Remember Me to Harlem EP - Digital Download

Remember Me to Harlem EP - Digital Download

$5.00

REMEMBER ME TO HARLEM

Melting pot Harlem - Harlem of honey and chocolate and caramel and rum and vinegar and lemon and lime and gall. Dusky dream Harlem...” - Langston Hughes

This collection celebrates Harlem as a mecca of migration, a center of Renaissance and revolution, a place where generations of musicians have met and mingled, bringing their traditions from everywhere to create new sounds that could only come from here. Listen to this music and you hear the sweet thunder of jazz and the blues, the resolve of Sunday church service, the sway of love songs and lamentations, and above all the sound of American life, of history in the making.

CLASSICAL DREAMS

Benny Golson is, at 92, the last living musician featured in the iconic photograph A Great Day In Harlem.

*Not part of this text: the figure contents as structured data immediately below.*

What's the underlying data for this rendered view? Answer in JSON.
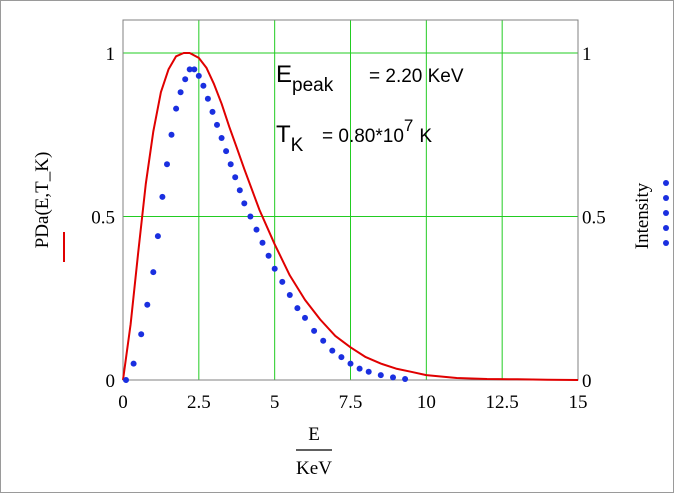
{
  "chart_data": {
    "type": "line",
    "x_ticks": [
      "0",
      "2.5",
      "5",
      "7.5",
      "10",
      "12.5",
      "15"
    ],
    "y_left_ticks": [
      "0",
      "0.5",
      "1"
    ],
    "y_right_ticks": [
      "0",
      "0.5",
      "1"
    ],
    "xlim": [
      0,
      15
    ],
    "ylim": [
      0,
      1.05
    ],
    "grid": true,
    "xlabel": {
      "numerator": "E",
      "denominator": "KeV"
    },
    "ylabel_left": "PDa(E,T_K)",
    "ylabel_right": "Intensity",
    "annotations": {
      "epeak_main": "E",
      "epeak_sub": "peak",
      "epeak_value": "= 2.20 KeV",
      "tk_main": "T",
      "tk_sub": "K",
      "tk_value": "= 0.80*10",
      "tk_exp": "7",
      "tk_unit": "K"
    },
    "series": [
      {
        "name": "PDa(E,T_K)",
        "style": "line",
        "color": "#e00000",
        "x": [
          0,
          0.25,
          0.5,
          0.75,
          1.0,
          1.25,
          1.5,
          1.75,
          2.0,
          2.2,
          2.5,
          2.75,
          3.0,
          3.25,
          3.5,
          3.75,
          4.0,
          4.5,
          5.0,
          5.5,
          6.0,
          6.5,
          7.0,
          7.5,
          8.0,
          8.5,
          9.0,
          9.5,
          10.0,
          11.0,
          12.0,
          13.0,
          14.0,
          15.0
        ],
        "y": [
          0,
          0.17,
          0.39,
          0.6,
          0.76,
          0.88,
          0.95,
          0.99,
          1.0,
          1.0,
          0.985,
          0.955,
          0.905,
          0.845,
          0.775,
          0.71,
          0.645,
          0.52,
          0.415,
          0.32,
          0.245,
          0.185,
          0.135,
          0.1,
          0.07,
          0.05,
          0.035,
          0.025,
          0.015,
          0.006,
          0.003,
          0.002,
          0.001,
          0.0
        ]
      },
      {
        "name": "Intensity",
        "style": "dots",
        "color": "#1a2fe0",
        "x": [
          0.1,
          0.35,
          0.6,
          0.8,
          1.0,
          1.15,
          1.3,
          1.45,
          1.6,
          1.75,
          1.9,
          2.05,
          2.2,
          2.35,
          2.5,
          2.65,
          2.8,
          2.95,
          3.1,
          3.25,
          3.4,
          3.55,
          3.7,
          3.85,
          4.0,
          4.2,
          4.4,
          4.6,
          4.8,
          5.0,
          5.25,
          5.5,
          5.75,
          6.0,
          6.3,
          6.6,
          6.9,
          7.2,
          7.5,
          7.8,
          8.1,
          8.5,
          8.9,
          9.3
        ],
        "y": [
          0.0,
          0.05,
          0.14,
          0.23,
          0.33,
          0.44,
          0.56,
          0.66,
          0.75,
          0.83,
          0.88,
          0.92,
          0.95,
          0.95,
          0.93,
          0.9,
          0.86,
          0.82,
          0.78,
          0.74,
          0.7,
          0.66,
          0.62,
          0.58,
          0.54,
          0.5,
          0.46,
          0.42,
          0.38,
          0.34,
          0.3,
          0.26,
          0.22,
          0.19,
          0.15,
          0.12,
          0.09,
          0.07,
          0.05,
          0.035,
          0.025,
          0.015,
          0.008,
          0.003
        ]
      }
    ]
  },
  "legend_colors": {
    "line": "#e00000",
    "dots": "#1a2fe0"
  }
}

On a Tuesday morning in 1958, Art Kane’s lens captured jazz’s Greatest Generation -- 57 jazz legends including Count Basie, Dizzy Gillespie, Coleman Hawkins, Charles Mingus, and Thelonious Monk, posed together in front of a Harlem brownstone. Benny is now among the last of that generation, and he’s shown me just how long and glorious a life in music can be. We’ve celebrated milestones together -  I played at his gala 80th birthday at the Kennedy Center, days after Obama’s inauguration when the streets of DC were still covered with parade confetti. He writes me the most exquisitely poetic emails. He’s taught me many things, including the importance of ordering my fries extra crispy. And he’s written glorious piano music for me, always from the bottom of his big, beautiful heart. Classical Dreams, with love…

LOVE WILL FIND A WAY

According to Langston Hughes, Eubie Blake’s 1921 Shuffle Along was the real start of the Harlem Renaissance. In Hughes’ words: “Everybody was in the audience, including me. It gave just the proper push, a pre-Charleston kick, to that Negro vogue of the '20s that spread to books, African sculpture, music and dancing.” As Broadway’s first all-Black hit musical, with an all-star cast including Paul Robeson and Josephine Baker, the show ran for an unprecedented 504 performances and changed the history of the American Musical Theater. Love Will Find a Way is one of the show’s most beautiful tunes, a plaintive love song that reminds us that no matter how dark the path or how gray the skies, love will always find a way.

SONG FOR THE LONELY

William Grant Still’s music was shaped by his youth in Mississippi and Arkansas and his studies at the Oberlin Conservatory, but it was defined by his arrival in Harlem, right after World War I. A 23 year old fresh out of the Navy, he fell in with the young lions of the Harlem Renaissance as the 1920s roared along --  Langston Hughes, Alain Locke, Countee Cullen --  and took the lead in translating the ideas of the “New Negro” into music. In 1931 his first symphony was performed by the Rochester Philharmonic -- the first time a major American orchestra played a full work by a Black composer.  By the end of World War II the piece had been performed in New York, Chicago, Los Angeles, Berlin, Paris, and London. Still’s life was full of “firsts” as a Black composer and conductor who broke many color barriers during his long career. Song For The Lonely could speak to the loneliness of always going first - but when we dare to go first, we also lead the way.

WHEN THE DOVE ENTERS IN

As a Black student at Northwestern University in the 1920’s, Margaret Bonds felt like an outsider for all the obvious reasons. As she tells it, when she found the poetry of Langston Hughes, it changed her life: “I was in this prejudiced university, this terribly prejudiced place…. I was looking in the basement of the Evanston Public Library where they had the poetry. I came in contact with this wonderful poem, “The Negro Speaks of Rivers,” and I’m sure it helped my feelings of security. Because in that poem he tells how great the black man is. And if I had any misgivings, which I would have to have – here you are in a setup where the restaurants won’t serve you and you’re going to college, you’re sacrificing, trying to get through school – and I know that poem helped save me.” Ten years later, Bonds and Hughes became friends and he convinced her to move to Harlem, where the Renaissance was in full swing. They collaborated constantly - her music revealing new harmonies and rhythms in his poems. When The Dove Enters In is a song about human connection -- about redemption and salvation, about being stronger together.